Nous allons picorer dans deux ouvrages : (1) S’acheter une vie de Zygmunt Bauman et (2) La fin des choses de Byung-Chul Han.
Zygmunt Bauman (1925-2017) naît et vit en Pologne la première partie de sa vie, avant de rejoindre l’Angleterre après 1968. Sociologue et philosophe, il invente le concept de “ société liquide ”, période récente de liquéfaction selon lui des états et institutions chargés d’organiser les sociétés.
Byung-Chul Han (né en 1959) en Corée du Sud travaille d’abord en métallurgie, avant d’émigrer en Allemagne pour y étudier la philosophie, la littérature et la théologie. Il est professeur à l’université des arts de Berlin et s’est intéressé notamment aux effets sociaux de la numérisation.

S’acheter une vie (le titre original est Consuming Life) cela veut dire que la vie s’achète :

“ Dans la société des consommateurs, personne ne peut devenir sujet sans s’être changé au préalable en marchandise. Et aucun sujet ne peut rester sujet sans perpétuellement réanimer, ressusciter et acquérir les capacités requises d’une marchandise commercialisable. […] Le trait le plus saillant de la société des consommateurs – malgré tous les soins qu’on met à le dissimuler – est la transformation des consommateurs en marchandises ; ou plutôt leur dissolution dans l’océan des marchandises. ” (1 → p. 22-23)

Bauman revient plusieurs fois à cette idée, qui vaut bien sûr pour les activités professionnelles, mais bien au-delà, puisque la société cherche à vendre la totalité du monde, matériaux, produits fabriqués, mais aussi paysages et les êtres eux-mêmes, leurs activités, leurs images, leurs paroles… :

“ Le but crucial – voire décisif – de la consommation dans la société des consommateurs […] n’est pas dans la satisfaction des besoins, des désirs et des manques, mais la marchandisation ou la re-marchandisation du consommateur. ” (1 → p. 77)

Parmi les nombreuses conséquences, il y a l’impact sur la conscience du temps. La mode, depuis le XIXe siècle, nous a habitués à cette dégradation de “ la durée pour exalter l’éphémère ” (1 → p. 113). Désormais, le système sociétal :

“ raccourcit en outre radicalement l’espérance de vie du désir, ainsi que la distance temporelle séparant le désir de sa satisfaction, et la satisfaction de la mise au rebut. ” (1 → p. 113-114)
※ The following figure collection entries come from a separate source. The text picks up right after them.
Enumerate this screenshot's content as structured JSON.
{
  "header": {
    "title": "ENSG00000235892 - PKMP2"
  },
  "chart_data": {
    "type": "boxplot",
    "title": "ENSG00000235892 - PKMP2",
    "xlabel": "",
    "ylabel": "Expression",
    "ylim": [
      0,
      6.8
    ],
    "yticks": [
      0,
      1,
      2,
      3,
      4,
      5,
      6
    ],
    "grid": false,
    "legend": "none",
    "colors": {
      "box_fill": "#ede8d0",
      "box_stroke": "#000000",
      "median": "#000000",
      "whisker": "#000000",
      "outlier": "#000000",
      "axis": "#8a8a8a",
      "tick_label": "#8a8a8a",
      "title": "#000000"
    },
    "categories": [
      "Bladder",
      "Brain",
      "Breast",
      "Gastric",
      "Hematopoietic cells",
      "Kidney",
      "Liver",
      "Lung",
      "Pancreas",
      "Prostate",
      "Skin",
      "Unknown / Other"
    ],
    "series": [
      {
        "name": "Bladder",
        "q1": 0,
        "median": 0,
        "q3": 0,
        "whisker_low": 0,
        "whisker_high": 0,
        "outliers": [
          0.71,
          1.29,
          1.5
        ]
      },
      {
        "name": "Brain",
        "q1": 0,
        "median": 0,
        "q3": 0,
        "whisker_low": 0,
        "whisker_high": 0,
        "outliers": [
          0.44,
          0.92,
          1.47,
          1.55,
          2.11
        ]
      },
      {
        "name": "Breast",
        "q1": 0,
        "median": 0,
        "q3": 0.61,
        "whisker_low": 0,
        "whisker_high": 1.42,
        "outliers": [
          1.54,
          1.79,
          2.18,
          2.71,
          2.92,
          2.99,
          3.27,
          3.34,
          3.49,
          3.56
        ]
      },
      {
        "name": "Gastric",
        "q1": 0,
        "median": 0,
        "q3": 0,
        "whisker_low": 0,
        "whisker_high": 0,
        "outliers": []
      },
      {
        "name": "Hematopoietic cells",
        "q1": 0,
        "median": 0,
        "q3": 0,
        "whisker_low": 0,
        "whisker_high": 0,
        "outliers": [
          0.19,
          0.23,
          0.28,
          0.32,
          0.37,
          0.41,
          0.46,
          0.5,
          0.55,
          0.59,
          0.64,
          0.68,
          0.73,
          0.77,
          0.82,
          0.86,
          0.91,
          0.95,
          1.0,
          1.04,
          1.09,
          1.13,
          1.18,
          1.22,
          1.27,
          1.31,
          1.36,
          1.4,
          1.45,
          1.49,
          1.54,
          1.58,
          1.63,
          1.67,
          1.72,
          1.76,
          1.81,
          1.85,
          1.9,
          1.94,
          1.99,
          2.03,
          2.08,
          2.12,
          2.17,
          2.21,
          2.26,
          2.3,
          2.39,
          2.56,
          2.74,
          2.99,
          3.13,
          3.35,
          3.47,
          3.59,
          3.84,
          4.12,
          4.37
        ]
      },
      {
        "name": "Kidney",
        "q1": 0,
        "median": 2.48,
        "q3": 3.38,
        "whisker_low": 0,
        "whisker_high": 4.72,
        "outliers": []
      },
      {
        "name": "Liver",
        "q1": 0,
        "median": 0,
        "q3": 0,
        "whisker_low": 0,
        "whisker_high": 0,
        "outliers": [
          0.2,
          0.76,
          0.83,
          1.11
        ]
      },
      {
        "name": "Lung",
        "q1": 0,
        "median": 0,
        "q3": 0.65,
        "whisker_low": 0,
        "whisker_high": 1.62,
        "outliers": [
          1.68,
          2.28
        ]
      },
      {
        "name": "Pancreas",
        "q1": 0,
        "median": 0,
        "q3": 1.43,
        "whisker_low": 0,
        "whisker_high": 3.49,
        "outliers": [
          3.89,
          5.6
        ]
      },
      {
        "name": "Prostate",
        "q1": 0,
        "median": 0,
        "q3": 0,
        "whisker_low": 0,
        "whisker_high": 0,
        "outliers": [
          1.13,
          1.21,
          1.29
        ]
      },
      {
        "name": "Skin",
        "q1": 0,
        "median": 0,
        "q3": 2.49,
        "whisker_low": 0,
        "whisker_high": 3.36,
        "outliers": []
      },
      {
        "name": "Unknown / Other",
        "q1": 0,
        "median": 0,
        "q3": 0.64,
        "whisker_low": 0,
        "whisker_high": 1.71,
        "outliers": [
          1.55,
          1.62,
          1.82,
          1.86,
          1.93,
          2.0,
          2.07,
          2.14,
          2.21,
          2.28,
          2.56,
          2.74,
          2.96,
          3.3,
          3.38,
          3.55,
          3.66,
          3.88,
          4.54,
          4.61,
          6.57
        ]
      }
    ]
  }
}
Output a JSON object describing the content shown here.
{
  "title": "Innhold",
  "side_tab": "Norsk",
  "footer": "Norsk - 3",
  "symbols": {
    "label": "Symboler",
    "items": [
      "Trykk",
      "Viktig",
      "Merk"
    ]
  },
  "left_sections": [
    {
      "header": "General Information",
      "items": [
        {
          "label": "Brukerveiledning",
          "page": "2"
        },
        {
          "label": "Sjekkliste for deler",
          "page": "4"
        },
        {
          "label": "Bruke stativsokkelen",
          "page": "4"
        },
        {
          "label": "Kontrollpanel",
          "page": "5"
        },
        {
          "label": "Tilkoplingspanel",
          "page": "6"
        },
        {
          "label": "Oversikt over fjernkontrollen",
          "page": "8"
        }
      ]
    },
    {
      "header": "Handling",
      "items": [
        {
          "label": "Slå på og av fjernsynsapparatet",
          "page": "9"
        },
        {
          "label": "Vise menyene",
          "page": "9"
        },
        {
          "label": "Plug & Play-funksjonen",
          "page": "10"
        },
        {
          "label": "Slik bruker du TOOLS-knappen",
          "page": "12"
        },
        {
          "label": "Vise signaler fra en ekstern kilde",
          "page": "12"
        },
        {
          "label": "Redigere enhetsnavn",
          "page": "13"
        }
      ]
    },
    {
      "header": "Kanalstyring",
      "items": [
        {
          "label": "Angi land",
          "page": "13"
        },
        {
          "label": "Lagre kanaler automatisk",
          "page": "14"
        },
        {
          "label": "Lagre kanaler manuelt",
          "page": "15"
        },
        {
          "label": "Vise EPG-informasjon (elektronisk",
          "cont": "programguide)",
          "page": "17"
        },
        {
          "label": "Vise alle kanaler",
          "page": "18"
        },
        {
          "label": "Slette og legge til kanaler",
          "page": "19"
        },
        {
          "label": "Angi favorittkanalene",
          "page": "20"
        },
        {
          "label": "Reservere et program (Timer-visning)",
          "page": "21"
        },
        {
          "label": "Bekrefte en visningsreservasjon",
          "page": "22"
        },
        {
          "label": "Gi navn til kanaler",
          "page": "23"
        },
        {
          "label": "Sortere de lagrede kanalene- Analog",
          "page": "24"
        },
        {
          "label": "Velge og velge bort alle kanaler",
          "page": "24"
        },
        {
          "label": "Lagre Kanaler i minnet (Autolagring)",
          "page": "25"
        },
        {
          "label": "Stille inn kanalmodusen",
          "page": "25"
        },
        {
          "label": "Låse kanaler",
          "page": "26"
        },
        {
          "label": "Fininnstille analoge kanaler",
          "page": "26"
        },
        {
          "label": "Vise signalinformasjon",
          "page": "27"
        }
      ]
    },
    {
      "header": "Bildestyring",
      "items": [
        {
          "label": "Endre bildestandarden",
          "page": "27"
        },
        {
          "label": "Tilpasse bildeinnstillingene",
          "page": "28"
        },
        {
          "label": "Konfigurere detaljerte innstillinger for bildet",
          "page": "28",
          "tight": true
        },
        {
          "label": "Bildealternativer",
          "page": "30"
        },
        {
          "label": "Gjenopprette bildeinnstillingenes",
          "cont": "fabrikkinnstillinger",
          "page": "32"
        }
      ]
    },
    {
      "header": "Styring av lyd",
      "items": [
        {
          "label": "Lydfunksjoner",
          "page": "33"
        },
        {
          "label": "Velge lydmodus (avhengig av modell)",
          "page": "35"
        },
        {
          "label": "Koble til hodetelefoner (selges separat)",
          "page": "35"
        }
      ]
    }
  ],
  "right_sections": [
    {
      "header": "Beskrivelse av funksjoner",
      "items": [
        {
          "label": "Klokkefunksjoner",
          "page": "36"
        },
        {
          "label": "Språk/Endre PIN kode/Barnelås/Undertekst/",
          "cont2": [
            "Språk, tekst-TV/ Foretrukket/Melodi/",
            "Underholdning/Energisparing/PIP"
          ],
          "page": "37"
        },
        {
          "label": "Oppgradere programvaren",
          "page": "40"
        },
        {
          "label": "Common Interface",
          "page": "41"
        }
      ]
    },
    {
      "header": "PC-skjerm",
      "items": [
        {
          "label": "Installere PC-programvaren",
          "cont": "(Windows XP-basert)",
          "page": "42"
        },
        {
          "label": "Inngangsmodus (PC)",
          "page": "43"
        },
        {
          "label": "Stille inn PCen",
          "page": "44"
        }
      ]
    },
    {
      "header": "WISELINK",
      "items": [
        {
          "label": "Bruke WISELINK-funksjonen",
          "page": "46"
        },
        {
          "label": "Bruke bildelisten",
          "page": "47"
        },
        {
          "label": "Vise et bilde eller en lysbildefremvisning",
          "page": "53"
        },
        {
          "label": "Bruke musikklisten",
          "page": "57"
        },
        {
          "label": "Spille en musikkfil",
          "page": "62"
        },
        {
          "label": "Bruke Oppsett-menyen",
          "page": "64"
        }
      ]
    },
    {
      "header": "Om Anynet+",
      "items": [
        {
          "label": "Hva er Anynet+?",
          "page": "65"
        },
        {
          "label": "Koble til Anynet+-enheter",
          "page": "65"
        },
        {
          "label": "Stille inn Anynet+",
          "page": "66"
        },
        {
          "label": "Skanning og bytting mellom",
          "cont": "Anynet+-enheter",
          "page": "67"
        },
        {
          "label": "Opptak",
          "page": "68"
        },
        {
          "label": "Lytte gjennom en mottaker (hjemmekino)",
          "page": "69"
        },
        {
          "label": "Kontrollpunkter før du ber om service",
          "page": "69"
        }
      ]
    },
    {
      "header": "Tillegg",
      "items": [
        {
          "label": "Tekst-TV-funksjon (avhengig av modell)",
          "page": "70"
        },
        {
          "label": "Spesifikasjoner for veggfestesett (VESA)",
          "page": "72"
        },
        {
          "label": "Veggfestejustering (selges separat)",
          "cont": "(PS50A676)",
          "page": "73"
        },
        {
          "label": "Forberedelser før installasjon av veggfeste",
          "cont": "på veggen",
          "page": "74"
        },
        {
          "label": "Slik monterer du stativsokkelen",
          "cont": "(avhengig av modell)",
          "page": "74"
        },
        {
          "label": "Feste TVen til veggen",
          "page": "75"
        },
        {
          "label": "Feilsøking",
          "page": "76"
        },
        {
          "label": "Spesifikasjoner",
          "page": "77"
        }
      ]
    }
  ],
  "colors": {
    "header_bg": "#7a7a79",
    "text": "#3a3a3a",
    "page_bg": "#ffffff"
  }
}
Autre conséquence, l’insatisfaction organisée, sous des dehors de vouloir satisfaire tous les désirs :

“ Pour un type de société qui proclame la satisfaction du consommateur comme son unique motivation et son but suprême, un consommateur satisfait n’est ni une motivation ni un but, mais la plus terrifiante des menaces. ” (1 → p. 128)

Après bien d’autres, Zygmunt Bauman pointe ainsi la perversité de la mode :

“ Le maquillage beige, signe d’audace la saison dernière, n’est plus aujourd’hui non seulement qu’un coloris en train de passer de mode mais encore un coloris terne et disgracieux, et en outre un stigmate honteux et une marque d’ignorance, d’indolence, d’incompétence ou d’infériorité complète. ” (1 → p. 130)

Au total, l’auteur donne à voir la douceur terrifiante d’un monde où le moteur économique s’est instillé partout, dépouillant l’humain de ce qu’on croyait naguère être constitutif de son humanité : la relation à autrui, la conscience, la mémoire et le temps…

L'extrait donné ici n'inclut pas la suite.